C'è poi un problema particolare per l'attraversamento ferroviario: nel luglio 1996 Aurelio Misiti, il principale responsabile tecnico del progetto (ex presidente del Consiglio Superiore dei Lavori Pubblici, oggi assessore calabrese), aveva dichiarato in un'intervista: "Bisogna sapere che l'attuale progetto è inadeguato. Sappiamo benissimo che attualmente nel mondo il ponte più lungo a una campata è quello di Akashi, in Giappone, dal quale per diverse ragioni è stata tolta la ferrovia". Cioè non esiste ancora al mondo un ponte a campata unica superiore a 1500 m percorso da treni e quello di Messina, di metri, ne dovrebbe misurare 3360. E per favore qui ci si risparmino le "opere che illustrano l'ingegno italiano nel mondo", o le "sfide alla natura e alle leggi dell'uomo", che, se ci mettiamo a esaminarle una per una, c'è da far tremare le vene dei polsi (pensiamo alla diga di Assuan, al traforo del Gran Sasso, al Vajont, tutti casi in cui non si è tenuto conto del contesto in cui le opere andavano inserite). La storia insegna che quando l'uomo sfida la natura --invece di tentare una convivenza armonica-- ci rimette sempre.
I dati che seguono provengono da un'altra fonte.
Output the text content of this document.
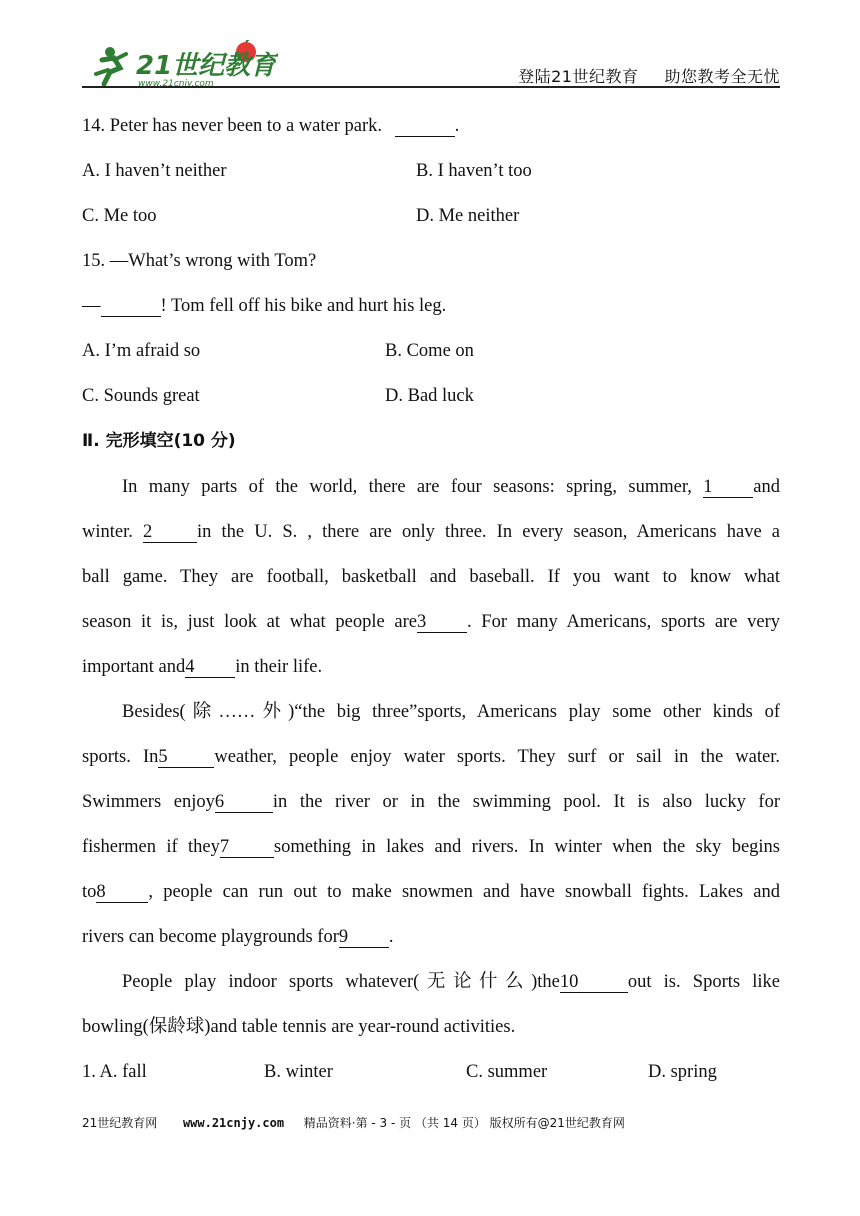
21世纪教育
www.21cnjy.com	登陆21世纪教育 助您教考全无忧
14. Peter has never been to a water park.	.
A. I haven’t neither	B. I haven’t too
C. Me too	D. Me neither
15. —What’s wrong with Tom?
—	! Tom fell off his bike and hurt his leg.
A. I’m afraid so	B. Come on
C. Sounds great	D. Bad luck
Ⅱ. 完形填空(10 分)
In many parts of the world, there are four seasons: spring, summer, 1 and
winter. 2 in the U. S. , there are only three. In every season, Americans have a
ball game. They are football, basketball and baseball. If you want to know what
season it is, just look at what people are3 . For many Americans, sports are very
important and4 in their life.
Besides(除……外)“the big three”sports, Americans play some other kinds of
sports. In5	weather, people enjoy water sports. They surf or sail in the water.
Swimmers enjoy6	in the river or in the swimming pool. It is also lucky for
fishermen if they7 something in lakes and rivers. In winter when the sky begins
to8 , people can run out to make snowmen and have snowball fights. Lakes and
rivers can become playgrounds for9 .
People play indoor sports whatever(无论什么)the10	out is. Sports like
bowling(保龄球)and table tennis are year-round activities.
1. A. fall	B. winter	C. summer	D. spring
21世纪教育网 www.21cnjy.com 精品资料·第 - 3 - 页 （共 14 页） 版权所有@21世纪教育网
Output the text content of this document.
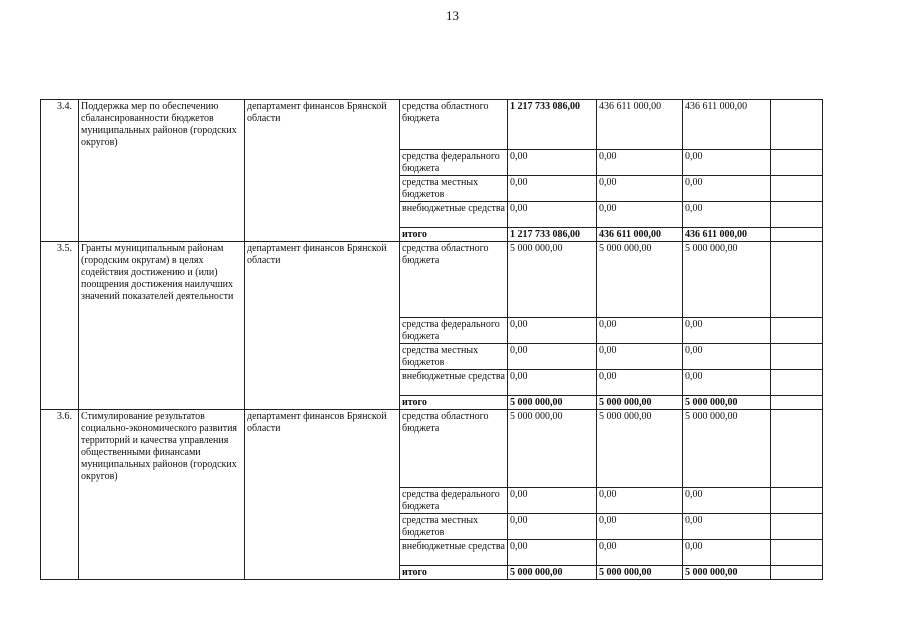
13
3.4.	Поддержка мер по обеспечению сбалансированности бюджетов муниципальных районов (городских округов)	департамент финансов Брянской области	средства областного бюджета	1 217 733 086,00	436 611 000,00	436 611 000,00	
			средства федерального бюджета	0,00	0,00	0,00	
			средства местных бюджетов	0,00	0,00	0,00	
			внебюджетные средства	0,00	0,00	0,00	
			итого	1 217 733 086,00	436 611 000,00	436 611 000,00	
3.5.	Гранты муниципальным районам (городским округам) в целях содействия достижению и (или) поощрения достижения наилучших значений показателей деятельности	департамент финансов Брянской области	средства областного бюджета	5 000 000,00	5 000 000,00	5 000 000,00	
			средства федерального бюджета	0,00	0,00	0,00	
			средства местных бюджетов	0,00	0,00	0,00	
			внебюджетные средства	0,00	0,00	0,00	
			итого	5 000 000,00	5 000 000,00	5 000 000,00	
3.6.	Стимулирование результатов социально-экономического развития территорий и качества управления общественными финансами муниципальных районов (городских округов)	департамент финансов Брянской области	средства областного бюджета	5 000 000,00	5 000 000,00	5 000 000,00	
			средства федерального бюджета	0,00	0,00	0,00	
			средства местных бюджетов	0,00	0,00	0,00	
			внебюджетные средства	0,00	0,00	0,00	
			итого	5 000 000,00	5 000 000,00	5 000 000,00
E in automobile ? Se non ci sono date particolari, week-end e italiche ferie --attualmente-- ci vogliono 25 minuti per attraversare materialmente lo stretto di Messina in traghetto, poi bisogna considerare le attese per il biglietto e per la coincidenza, in tutto circa 35'-40'. L'attraversamento aereo via ponte ridurrebbe i tempi da 25' a circa 5' (se non vogliamo correre), ma non ci sarebbe comunque verso di eliminare code e file --nei giorni clou-- perché il pedaggio da qualche parte lo si dovrebbe pagare e in fila ci si dovrebbe mettere lo stesso, esattamente per gli stessi tempi. Vale la pena di costruire un'opera da 20.000 miliardi complessivi per risparmiare 20 minuti ?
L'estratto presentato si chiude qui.